One such detail is in the account of Austin Schofield's experience at Gallipoli. A water shortage, bad weather, and devastating losses motivated the British combined forces to evacuate. In order to safely evacuate, they used subterfuge to trick the Turkish forces into thinking they were still there.
Periscopes were to be propped up, and every effort was to be made to create the impression that the trenches were still fully occupied. ... When it was time to finally abandon the trenches, Austin was to help set up some remote firing devices to fire some rifles to keep the illusion that the trenches were occupied. Some rifles had string tired to the trigger and a candle burning until it reached the string. The rifle would then fire.

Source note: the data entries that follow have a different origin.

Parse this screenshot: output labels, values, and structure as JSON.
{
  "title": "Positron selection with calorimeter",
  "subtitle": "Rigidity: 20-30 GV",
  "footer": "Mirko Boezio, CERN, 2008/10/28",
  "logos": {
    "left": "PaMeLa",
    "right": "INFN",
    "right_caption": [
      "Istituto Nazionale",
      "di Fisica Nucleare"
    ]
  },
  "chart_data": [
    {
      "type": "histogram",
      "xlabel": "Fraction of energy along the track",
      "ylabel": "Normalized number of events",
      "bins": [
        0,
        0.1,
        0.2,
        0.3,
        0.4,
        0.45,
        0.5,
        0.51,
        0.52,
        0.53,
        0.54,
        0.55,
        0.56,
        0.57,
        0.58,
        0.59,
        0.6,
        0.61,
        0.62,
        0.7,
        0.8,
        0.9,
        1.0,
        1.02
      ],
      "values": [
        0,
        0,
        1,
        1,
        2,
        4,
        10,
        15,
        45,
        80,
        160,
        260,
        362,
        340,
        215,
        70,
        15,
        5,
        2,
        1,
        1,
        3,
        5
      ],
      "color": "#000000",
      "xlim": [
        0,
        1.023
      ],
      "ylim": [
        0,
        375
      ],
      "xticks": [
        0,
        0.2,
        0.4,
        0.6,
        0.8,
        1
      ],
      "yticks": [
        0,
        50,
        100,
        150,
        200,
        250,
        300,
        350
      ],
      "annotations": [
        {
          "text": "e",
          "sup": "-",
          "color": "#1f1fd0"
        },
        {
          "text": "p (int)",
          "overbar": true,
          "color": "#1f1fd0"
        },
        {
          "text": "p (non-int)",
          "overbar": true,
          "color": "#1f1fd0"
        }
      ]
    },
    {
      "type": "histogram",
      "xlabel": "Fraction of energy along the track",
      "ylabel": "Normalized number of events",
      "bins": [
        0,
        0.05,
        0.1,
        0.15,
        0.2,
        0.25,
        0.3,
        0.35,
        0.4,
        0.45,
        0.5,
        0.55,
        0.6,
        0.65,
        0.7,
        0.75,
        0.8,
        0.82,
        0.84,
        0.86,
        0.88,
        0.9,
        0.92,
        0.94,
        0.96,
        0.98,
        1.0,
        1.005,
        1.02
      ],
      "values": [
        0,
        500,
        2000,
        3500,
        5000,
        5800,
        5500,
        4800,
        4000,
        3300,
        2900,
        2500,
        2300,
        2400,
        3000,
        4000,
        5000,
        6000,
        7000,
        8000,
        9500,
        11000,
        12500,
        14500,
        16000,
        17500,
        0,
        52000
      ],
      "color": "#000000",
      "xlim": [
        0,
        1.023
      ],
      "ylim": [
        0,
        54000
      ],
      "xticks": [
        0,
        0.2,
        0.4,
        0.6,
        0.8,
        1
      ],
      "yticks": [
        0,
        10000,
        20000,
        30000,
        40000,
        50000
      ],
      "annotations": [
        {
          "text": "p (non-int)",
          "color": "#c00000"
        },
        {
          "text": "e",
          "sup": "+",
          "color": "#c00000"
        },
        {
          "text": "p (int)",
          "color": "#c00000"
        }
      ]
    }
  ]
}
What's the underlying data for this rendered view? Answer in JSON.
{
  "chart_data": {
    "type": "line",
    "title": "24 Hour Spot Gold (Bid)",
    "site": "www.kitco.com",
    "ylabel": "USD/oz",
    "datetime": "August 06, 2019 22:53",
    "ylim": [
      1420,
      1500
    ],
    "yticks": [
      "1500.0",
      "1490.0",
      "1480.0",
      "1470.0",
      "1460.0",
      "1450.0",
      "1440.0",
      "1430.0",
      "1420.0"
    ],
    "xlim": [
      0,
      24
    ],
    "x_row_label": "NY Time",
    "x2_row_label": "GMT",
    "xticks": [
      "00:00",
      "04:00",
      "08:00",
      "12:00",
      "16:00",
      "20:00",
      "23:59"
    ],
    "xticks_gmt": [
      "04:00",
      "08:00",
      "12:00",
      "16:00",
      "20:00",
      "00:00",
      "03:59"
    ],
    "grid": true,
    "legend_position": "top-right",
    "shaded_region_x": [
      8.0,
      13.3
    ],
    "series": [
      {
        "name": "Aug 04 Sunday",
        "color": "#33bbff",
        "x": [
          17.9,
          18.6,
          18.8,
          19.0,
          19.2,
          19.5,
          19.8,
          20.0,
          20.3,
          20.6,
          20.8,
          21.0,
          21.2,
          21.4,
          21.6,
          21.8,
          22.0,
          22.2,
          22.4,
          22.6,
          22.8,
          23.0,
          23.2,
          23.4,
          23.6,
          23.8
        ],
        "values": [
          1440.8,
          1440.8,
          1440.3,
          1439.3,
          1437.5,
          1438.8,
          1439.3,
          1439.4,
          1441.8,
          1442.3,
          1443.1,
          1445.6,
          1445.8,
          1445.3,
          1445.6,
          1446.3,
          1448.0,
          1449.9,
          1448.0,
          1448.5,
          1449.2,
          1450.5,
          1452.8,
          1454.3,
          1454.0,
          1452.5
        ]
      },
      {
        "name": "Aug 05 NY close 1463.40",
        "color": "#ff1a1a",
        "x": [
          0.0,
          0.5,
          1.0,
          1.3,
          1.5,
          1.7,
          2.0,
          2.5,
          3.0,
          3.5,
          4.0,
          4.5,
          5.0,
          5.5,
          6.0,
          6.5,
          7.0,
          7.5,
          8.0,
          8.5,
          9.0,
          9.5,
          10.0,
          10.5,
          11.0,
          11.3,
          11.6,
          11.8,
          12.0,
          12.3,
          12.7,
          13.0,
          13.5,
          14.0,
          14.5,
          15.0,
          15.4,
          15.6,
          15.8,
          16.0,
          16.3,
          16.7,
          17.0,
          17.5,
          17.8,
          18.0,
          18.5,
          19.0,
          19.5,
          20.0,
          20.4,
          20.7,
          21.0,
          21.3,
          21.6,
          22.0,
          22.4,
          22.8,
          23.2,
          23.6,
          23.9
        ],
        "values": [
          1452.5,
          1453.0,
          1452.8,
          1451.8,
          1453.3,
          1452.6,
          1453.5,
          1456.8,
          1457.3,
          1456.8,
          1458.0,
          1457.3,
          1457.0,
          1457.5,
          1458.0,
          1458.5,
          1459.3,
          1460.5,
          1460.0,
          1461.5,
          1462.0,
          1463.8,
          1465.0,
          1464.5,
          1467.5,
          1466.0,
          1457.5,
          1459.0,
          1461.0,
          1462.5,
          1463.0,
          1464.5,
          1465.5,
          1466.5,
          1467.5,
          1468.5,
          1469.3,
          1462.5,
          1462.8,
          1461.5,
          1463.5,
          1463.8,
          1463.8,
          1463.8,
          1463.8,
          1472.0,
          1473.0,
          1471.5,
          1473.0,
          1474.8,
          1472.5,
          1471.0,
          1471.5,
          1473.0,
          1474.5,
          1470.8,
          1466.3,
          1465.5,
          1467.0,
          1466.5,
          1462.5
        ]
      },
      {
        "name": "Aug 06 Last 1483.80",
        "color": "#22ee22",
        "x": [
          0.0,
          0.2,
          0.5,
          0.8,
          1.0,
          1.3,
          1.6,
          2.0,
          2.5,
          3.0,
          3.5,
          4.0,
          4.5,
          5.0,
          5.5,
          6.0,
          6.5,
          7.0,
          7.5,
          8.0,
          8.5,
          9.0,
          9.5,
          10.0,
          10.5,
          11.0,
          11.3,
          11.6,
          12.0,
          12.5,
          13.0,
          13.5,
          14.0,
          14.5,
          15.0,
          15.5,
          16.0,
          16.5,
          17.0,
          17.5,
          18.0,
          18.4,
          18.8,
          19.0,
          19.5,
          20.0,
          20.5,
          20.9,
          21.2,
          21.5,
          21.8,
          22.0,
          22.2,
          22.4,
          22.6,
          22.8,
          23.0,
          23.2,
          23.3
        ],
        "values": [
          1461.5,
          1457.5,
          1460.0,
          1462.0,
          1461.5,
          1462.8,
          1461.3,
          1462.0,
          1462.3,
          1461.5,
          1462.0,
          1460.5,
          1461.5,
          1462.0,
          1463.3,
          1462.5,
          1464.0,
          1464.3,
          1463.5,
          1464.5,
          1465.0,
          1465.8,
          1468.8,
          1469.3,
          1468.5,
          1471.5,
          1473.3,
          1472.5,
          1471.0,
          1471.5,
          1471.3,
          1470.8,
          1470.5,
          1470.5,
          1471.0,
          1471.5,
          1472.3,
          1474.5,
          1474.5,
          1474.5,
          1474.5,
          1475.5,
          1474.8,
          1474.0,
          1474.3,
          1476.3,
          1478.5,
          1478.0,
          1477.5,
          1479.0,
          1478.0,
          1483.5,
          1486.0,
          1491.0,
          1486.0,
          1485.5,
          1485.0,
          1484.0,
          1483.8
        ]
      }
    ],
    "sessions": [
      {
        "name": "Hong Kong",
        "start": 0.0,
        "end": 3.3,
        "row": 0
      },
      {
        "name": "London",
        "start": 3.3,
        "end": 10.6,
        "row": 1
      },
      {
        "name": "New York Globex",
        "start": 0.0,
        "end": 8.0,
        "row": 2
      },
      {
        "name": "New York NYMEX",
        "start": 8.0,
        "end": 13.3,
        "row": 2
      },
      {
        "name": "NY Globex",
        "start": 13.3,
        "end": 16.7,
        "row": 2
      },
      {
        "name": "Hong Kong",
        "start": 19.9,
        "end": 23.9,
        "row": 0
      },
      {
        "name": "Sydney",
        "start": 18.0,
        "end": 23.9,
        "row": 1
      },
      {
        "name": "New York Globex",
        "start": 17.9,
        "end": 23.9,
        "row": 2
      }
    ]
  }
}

Though the author writes with detachment, the stories of these soldiers in the midst of historic battles give a glimpse into the life, and death, of Australian soldiers. I was particularly interested in the account of William Power, fighting on the Western Front at Fromelles France. The losses to the Australian forces were described as, "the worst 24 hours in Australia's entire history". Though the account is given in a very matter-of-fact manner, it's hard not to sympathize with the Australian soldiers.
The biggest drawback of this book was a simple case of bad editing. In one case, the name of an Egyptian city is spelled three different ways on the same page. Punctuation is inconsistent and made some passages difficult to understand and hard to follow.
Overall, I think the author has done a fine job documenting both his family history and military history. Despite the dry, academic tone of the account, there are moments of humor and humanity that shine through.